8.9.2 Supervisor Count Overflow (scountovf) Register
This extension adds the scountovf CSR,
a 32-bit read-only register that contains shadow copies of
the OF bits in the 29 mhpmevent CSRs (mhpmevent_3_ - mhpmevent_31_) - where
scountovf bit X corresponds to mhpmevent_X_.
This register enables supervisor-level overflow interrupt handler software to quickly and easily determine which counter(s) have overflowed (without needing to make an execution environment call or series of calls ultimately up to M-mode).
Read access to bit X is subject to the same mcounteren (or mcounteren and hcounteren) CSRs that mediate access to the hpmcounter CSRs by S-mode (or VS-mode). In M-mode, scountovf bit X is always readable. In S/HS-mode, scountovf bit X is readable when mcounteren bit X is set, and otherwise reads as zero. Similarly, in VS mode, scountovf bit X is readable when mcounteren bit X and hcounteren bit X are both set, and otherwise reads as zero.

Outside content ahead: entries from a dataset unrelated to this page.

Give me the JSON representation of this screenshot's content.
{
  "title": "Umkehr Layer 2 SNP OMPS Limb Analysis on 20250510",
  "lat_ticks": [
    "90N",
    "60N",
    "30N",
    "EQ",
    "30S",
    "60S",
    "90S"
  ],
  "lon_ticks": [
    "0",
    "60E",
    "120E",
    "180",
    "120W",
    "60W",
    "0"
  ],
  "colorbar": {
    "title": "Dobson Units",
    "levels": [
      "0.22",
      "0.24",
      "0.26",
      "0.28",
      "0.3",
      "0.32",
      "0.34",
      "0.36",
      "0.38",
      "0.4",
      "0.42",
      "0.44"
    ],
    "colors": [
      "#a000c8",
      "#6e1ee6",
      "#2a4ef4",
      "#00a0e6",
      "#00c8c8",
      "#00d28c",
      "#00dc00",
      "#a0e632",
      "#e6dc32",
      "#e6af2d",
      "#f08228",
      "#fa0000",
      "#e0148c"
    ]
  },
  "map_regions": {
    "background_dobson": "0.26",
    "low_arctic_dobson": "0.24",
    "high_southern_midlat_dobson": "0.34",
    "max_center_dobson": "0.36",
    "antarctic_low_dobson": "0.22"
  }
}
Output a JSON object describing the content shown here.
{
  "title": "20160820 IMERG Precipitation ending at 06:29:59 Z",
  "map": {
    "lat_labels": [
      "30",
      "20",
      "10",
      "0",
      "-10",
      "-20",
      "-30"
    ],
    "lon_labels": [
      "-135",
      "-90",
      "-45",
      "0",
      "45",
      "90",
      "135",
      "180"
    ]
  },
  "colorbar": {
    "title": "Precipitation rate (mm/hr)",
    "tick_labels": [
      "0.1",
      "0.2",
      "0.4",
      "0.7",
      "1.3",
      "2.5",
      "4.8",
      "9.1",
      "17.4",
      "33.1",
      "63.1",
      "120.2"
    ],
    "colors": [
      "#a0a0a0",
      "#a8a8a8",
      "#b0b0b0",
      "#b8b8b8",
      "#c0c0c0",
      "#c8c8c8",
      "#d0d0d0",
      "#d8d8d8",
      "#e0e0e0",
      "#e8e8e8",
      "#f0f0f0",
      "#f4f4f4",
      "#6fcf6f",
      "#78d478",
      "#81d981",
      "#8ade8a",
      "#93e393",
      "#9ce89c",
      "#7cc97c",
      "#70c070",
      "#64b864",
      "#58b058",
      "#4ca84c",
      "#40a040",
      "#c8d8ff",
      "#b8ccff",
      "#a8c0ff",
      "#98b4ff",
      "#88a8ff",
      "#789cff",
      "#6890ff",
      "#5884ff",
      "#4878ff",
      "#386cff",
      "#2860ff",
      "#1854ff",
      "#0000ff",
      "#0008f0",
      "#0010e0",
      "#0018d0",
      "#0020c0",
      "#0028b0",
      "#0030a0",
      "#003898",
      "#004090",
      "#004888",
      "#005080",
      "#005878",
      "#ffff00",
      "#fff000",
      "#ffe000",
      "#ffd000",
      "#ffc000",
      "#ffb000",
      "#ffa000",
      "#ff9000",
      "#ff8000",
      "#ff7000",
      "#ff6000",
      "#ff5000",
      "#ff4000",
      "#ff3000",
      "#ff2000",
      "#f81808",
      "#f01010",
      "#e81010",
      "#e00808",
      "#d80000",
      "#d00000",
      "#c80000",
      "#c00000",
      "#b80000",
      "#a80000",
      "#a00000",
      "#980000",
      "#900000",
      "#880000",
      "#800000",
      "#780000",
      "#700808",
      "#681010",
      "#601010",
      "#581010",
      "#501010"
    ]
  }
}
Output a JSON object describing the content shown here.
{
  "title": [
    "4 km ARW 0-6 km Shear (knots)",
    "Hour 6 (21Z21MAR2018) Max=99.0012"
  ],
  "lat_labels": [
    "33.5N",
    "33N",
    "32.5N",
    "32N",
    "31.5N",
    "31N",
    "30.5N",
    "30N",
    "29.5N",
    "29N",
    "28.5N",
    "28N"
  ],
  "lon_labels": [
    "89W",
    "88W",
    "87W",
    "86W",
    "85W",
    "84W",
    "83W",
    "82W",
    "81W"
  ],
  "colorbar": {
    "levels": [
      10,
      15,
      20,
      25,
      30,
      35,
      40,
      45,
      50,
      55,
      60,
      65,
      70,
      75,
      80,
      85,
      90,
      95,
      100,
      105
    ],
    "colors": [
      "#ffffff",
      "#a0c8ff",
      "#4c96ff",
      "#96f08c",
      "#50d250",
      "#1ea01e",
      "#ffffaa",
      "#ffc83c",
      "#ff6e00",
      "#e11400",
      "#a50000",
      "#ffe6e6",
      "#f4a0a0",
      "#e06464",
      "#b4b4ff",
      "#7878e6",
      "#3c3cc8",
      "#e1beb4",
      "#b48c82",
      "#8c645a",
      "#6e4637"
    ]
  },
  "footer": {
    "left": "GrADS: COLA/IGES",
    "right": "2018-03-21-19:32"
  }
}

8.10 "Ssdbltrp" Double Trap Extension, Version 1.0
The Ssdbltrp extension addresses a double trap (See machine-double-trap) privilege modes lower than M. It enables HS-mode to invoke a critical error handler in a virtual machine on a double trap in VS-mode. It also allows M-mode to invoke a critical error handler in the OS/Hypervisor on a double trap in S/HS-mode.
The Ssdbltrp extension adds the menvcfg.DTE (See sec:menvcfg) and the
sstatus.SDT fields (See sstatus). If the hypervisor extension is
additionally implemented, then the extension adds the henvcfg.DTE (See
sec:henvcfg) and the vsstatus.SDT fields (See vsstatus).
See supv-double-trap for the operational details.